Führungsstil auf indisch

In den letzten Monaten konnte ich durch mein berufliches Engagement in Indien extrem viel lernen, was Firmenkultur und -kommunikation sowie Zusammenarbeit und Führungsstil betrifft
. Meine Beobachtungen sind natürlich subjektiv, ich möchte sie aber trotzdem an dieser Stelle teilen.

Vorgesetzte in Indien zeichnen sich durch folgende Charaktereigenschaften aus:

  • Autoritär: Führungskräfte demonstrieren stets ihre Macht und ihren Status. Oft führen sie ihr Team wie ein Patriarch seinen Clan – autokratisch wie ein Pate. Er/Sie genießt uneingeschränkten Respekt seiner ergebenen Anhänger. Hart aber herzlich.
  • Empathisch: Trotz der großen Machtdistanz entwickeln Vorgesetzte Vater- bzw. Muttergefühle für ihre MitarbeiterInnen. Es wird eine sehr persönliche oft auch familiäre Beziehung gepflegt – wobei aber die Autorität nie in Frage gestellt wird. Also familiär, aber nicht amikal; kooperativ, aber nicht auf Augenhöhe.
  • Fachlich kompetent: In Ausbildung und Kompetenz können die Mitarbeiter ihren Vorgesetzten quasi nie das Wasser reichen. Entweder hatten sie nicht die gleichen Voraussetzungen bei Bildung oder sie sind noch so jung, dass sie erst durch Erfahrung wachsen müssen.
  • Dynamisch bis chaotisch: Entscheidungen werden oft aus dem Buch heraus getroffen. Taktik und kurzfristige Aktionen und Reaktionen sind wichtiger als langfristige strategische Planung. Was gestern galt, ist heute anders, um die Entscheidungen morgen doch nochmal zu revidieren.
  • Fordernd: Manager bzw. Firmen-Eigentümer verlangen ihren Mitarbeitern eine Menge ab. Leistung ist gefordert – mit Zuckerbrot und Peitsche!

  • Vernetzt: Netzwerken ist in Indien alles. Das Netzwerk der Familie, Kaste, Community, College, Clubs und Vereine ist von entscheidender Bedeutung für den Geschäftserfolg.
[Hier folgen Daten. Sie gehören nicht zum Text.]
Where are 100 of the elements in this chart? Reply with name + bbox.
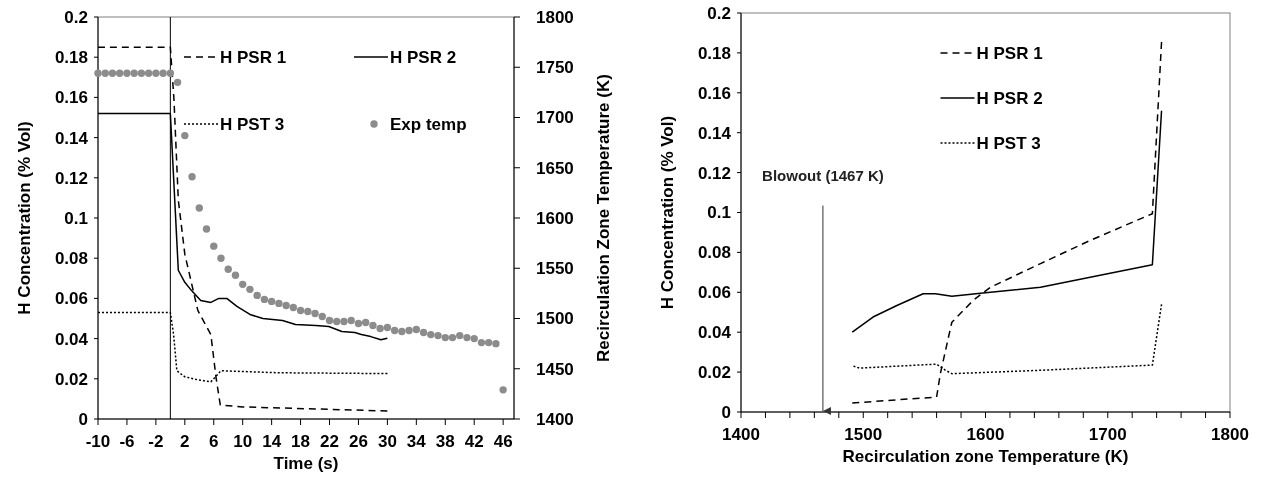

Dieses wird täglich benutzt aber auch gepflegt.

  • Mündlich: Indien ist eine „orale“ Kultur, schriftliche Dokumentation spielt kaum eine Rolle. Die Kommunikation läuft direkt, persönlich und mündlich. Mit allen Interpretationspielräumen im Nachhinein.

  • Delegierend: Outsourcing ist alles. Vieles wird delegiert, auch wenn man es alleine schneller und besser gemacht hätte.

  • Familiär: Vor allem Unternehmen beziehen ihre gesamte Familie in das Geschäftsleben mit ein. Insbesondere die Eltern spielen eine wichtige Rolle, auch wenn sie schon lange offiziell nicht mehr in der Firma sind.

  • Und oft auch etwas abergläubisch. Religiöse Riten und spezielle Tage werden strikt eingehalten um die Götter für den Geschäftserfolg gnädig zu stimmen.